Is MDSAP certification mandatory?

It depends on the market. MDSAP certification is mandatory for Health Canada for all Class II, III, and IV medical device licenses (since January 1, 2019). For the US, MDSAP is voluntary but FDA accepts MDSAP audit reports as a substitute for routine inspections. For Australia, Brazil, and Japan, MDSAP is recognized and can streamline regulatory processes but is not strictly mandatory. For manufacturers selling in multiple MDSAP markets, participation is highly recommended.

How long does MDSAP certification take?

Initial MDSAP certification typically takes 3-6 months from the start of preparation through certificate issuance. The audit itself consists of Stage 1 (documentation review) and Stage 2 (on-site or remote assessment, at least 30 days after Stage 1), typically totaling 5-10 on-site audit days depending on organizational complexity, number of sites, and scope of activities.

Does MDSAP replace ISO 13485 certification?

No. MDSAP is built on ISO 13485:2016 as its foundation, plus country-specific regulatory requirements. An MDSAP certificate can serve as evidence of ISO 13485 compliance, but they are not the same thing. Many manufacturers choose to maintain both MDSAP and standalone ISO 13485 certificates for markets not covered by MDSAP. Some auditing organizations offer combined MDSAP/ISO 13485 audits to address both needs simultaneously.

What happened with the 2026 MDSAP update?

The February 2026 revision (MDSAP AU P0002.010) represents the most significant update in several years. Key changes include: removal of all FDA QSR references in favor of QMSR/ISO 13485 alignment; consolidation of the Audit Model and Process Companion into a single unified document; explicit guidance on FDA's Predetermined Change Control Plans (PCCPs) for AI/software devices; expanded records review for U.S. compliance; updated Brazil-specific regulatory references; and migration of the document library from the FDA website to mdsap.global.

Can MDSAP certification replace FDA inspections?

MDSAP can substitute for routine FDA inspections. Manufacturers with valid MDSAP certificates are generally not subject to routine CGMP inspections. However, FDA retains full statutory authority to conduct for-cause inspections, pre-approval inspections, follow-up inspections, and inspections related to Electronic Product Radiation Control (EPRC) provisions. Critically, FDA investigators are not bound by MDSAP sampling methods, audit depth, or task sequencing — they may pursue any line of inquiry necessary to evaluate U.S. compliance.

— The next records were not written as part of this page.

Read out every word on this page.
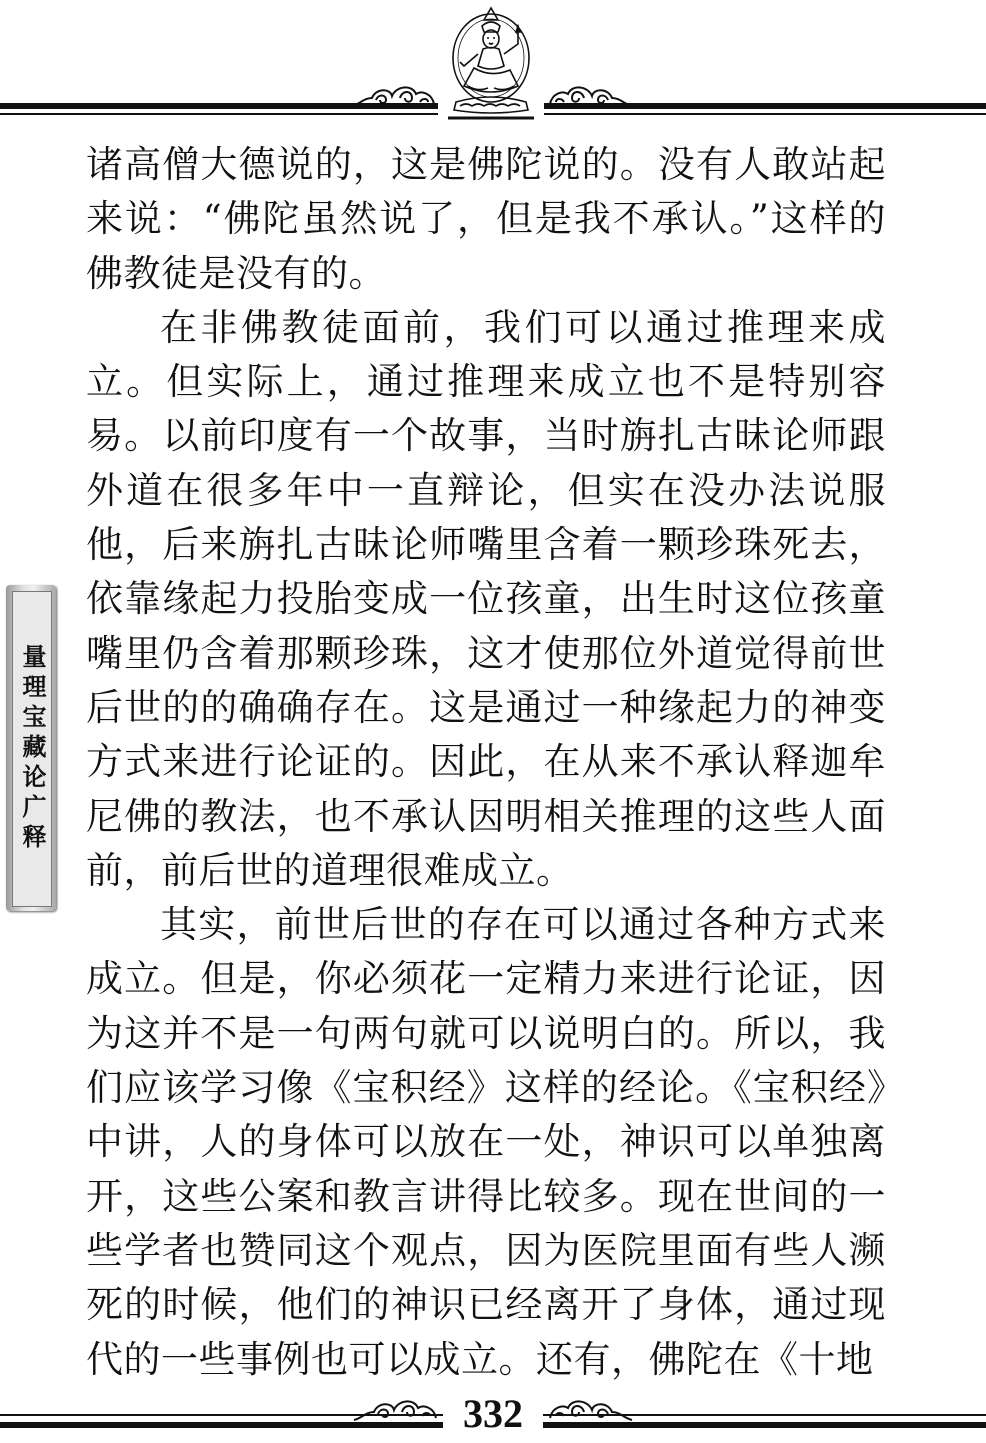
诸高僧大德说的，这是佛陀说的。没有人敢站起来说：“佛陀虽然说了，但是我不承认。”这样的佛教徒是没有的。

在非佛教徒面前，我们可以通过推理来成立。但实际上，通过推理来成立也不是特别容易。以前印度有一个故事，当时旃扎古昧论师跟外道在很多年中一直辩论，但实在没办法说服他，后来旃扎古昧论师嘴里含着一颗珍珠死去，依靠缘起力投胎变成一位孩童，出生时这位孩童嘴里仍含着那颗珍珠，这才使那位外道觉得前世后世的的确确存在。这是通过一种缘起力的神变方式来进行论证的。因此，在从来不承认释迦牟尼佛的教法，也不承认因明相关推理的这些人面前，前后世的道理很难成立。

其实，前世后世的存在可以通过各种方式来成立。但是，你必须花一定精力来进行论证，因为这并不是一句两句就可以说明白的。所以，我们应该学习像《宝积经》这样的经论。《宝积经》中讲，人的身体可以放在一处，神识可以单独离开，这些公案和教言讲得比较多。现在世间的一些学者也赞同这个观点，因为医院里面有些人濒死的时候，他们的神识已经离开了身体，通过现代的一些事例也可以成立。还有，佛陀在《十地

量理宝藏论广释
332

A successful MDSAP audit does not guarantee immunity from FDA enforcement action.

What is the difference between MDSAP Affiliate Members and full members?

Full MDSAP members (FDA, Health Canada, ANVISA, PMDA/MHLW, and TGA) are Participating Regulatory Authorities that have voting rights on the Regulatory Authority Council and directly shape MDSAP policy. Affiliate Members — such as Malaysia (since September 2025) and South Africa (since April 2025) — can accept MDSAP reports and certificates for their regulatory purposes but do not have the same governance role. Affiliate membership still provides meaningful market access benefits for manufacturers.

How should we update our documentation for the 2026 revision?

Start by auditing your internal audit procedures and checklists for outdated QSR references and clause numbers. Update them to reflect process-based assessment criteria consistent with the revised audit approach. For AI-enabled devices or anything covered by a PCCP, ensure your change control SOP explicitly addresses PCCP boundaries. Scrub controlled documents for outdated regulatory references — for example, Brazil's RDC 36/2015 is now RDC 830/2023, and RDC 40/2015 is now RDC 751/2022. Issue change orders to bring all documentation current before your next audit.